Depuis le début, tout le monde se doutait que la clé du groupe résiderait dans cette rencontre. Et effectivement, pour séparer l'Argentine et l'Ukraine, victorieuses des Etats-Unis et battues par le Brésil, il aura fallu attendre jusqu'au dernier moment.
Entre des Sud-américains avant tout redoutés pour la solidité de leur défense et des Européens axés sur la contre-attaque, les premières minutes sont logiquement timides. Aucune des deux formations ne veut se retrouver menée face à un adversaire qui aime défendre.
Néanmoins, ce sont les Argentins qui ont le contrôle du ballon. Les deux plus grosses occasions de la première mi-temps sont d'ailleurs à mettre à leur actif. Dans un premier temps, une course endiablée d'Esteban González profite à Hernán Garcias, qui enlève trop sa frappe.
C'est ensuite Carlos Sánchez, le capitaine, qui donne en profondeur à González, mais le gardien Olexiy Popov est bien sorti. Bref, autant le dire, on reste sur sa faim. Heureusement, la seconde période sera d'un tout autre acabit.
Au retour des vestiaires, les Ukrainiens sont beaucoup plus entreprenants et le jeu se déroule essentiellement dans la moitié de terrain argentine. Une situation qui convient parfaitement aux Albicelestes, trop heureux de pouvoir jouer le contre.
Popov sort le grand jeu
Une grosse erreur de Vitaly Brunko profite à Diego Giustozzi, qui donne devant le but à Marcelo Giménez. Celui-ci rate son tir, mais le ballon parvient jusqu'à Rodrigo Petillo, qui oblige Popov à sortir le grand jeu.
Peu après, un joli une-deux entre Sergiy Koradze et Brunko contraint Guisande à réussir un sauvetage désespéré. Dans les secondes qui suivent, la machine s'emballe : Fernando Wilhelm trouve Giustozzi, dont la frappe est brillamment arrêtée par Popov. Le portier ukrainien alerte immédiatement Koridze pour un contre qui voit Olexandr Kosenko tirer directement sur Guisande. Sur le corner qui suit, Koridze, encore lui, bute sur le dernier rempart argentin.

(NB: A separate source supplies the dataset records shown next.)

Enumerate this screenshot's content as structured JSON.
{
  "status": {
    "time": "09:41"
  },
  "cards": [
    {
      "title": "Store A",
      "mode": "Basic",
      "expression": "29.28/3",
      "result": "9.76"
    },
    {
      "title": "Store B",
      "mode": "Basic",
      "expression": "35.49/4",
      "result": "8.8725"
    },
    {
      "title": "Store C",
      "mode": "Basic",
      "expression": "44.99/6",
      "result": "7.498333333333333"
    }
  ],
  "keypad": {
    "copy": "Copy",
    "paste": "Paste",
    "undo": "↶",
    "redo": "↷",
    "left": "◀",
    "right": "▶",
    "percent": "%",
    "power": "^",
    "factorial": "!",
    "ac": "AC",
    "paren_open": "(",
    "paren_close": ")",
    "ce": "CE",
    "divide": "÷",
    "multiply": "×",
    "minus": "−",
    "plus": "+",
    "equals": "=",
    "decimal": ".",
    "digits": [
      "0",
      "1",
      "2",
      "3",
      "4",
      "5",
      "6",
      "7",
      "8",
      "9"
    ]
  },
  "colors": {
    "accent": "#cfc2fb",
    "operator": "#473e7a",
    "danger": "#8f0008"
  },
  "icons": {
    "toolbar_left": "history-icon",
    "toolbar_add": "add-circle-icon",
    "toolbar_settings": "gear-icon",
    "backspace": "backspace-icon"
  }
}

C'est d'ailleurs l'image que l'on retiendra de cette soirée : des Ukrainiens jetant toutes leurs forces dans la bataille mais échouant sans cesse sur le mur argentin. La meilleure occasion du match revient à Sergiy Sytin, qui tire à côté sur une passe parfaitement dosée de Pylypiv.
Pour les deux dernières minutes, Popov est remplacé par Kosenko, les Ukrainiens sachant bien que ce nul les condamne. Sous la mitraille, l'Argentine tient bon et s'offre une place en demi-finale. "On a bien joué, mais si on ne met pas les ballons au fond, ça ne sert pas à grand chose. Tous les joueurs se sont créé des occasions. Le fait qu'Igor Moskvychov ait été malade durant toute la compétition nous a coûté cher", déclarait le sélectionneur Gennadiy Lisenchuk, évidemment déçu.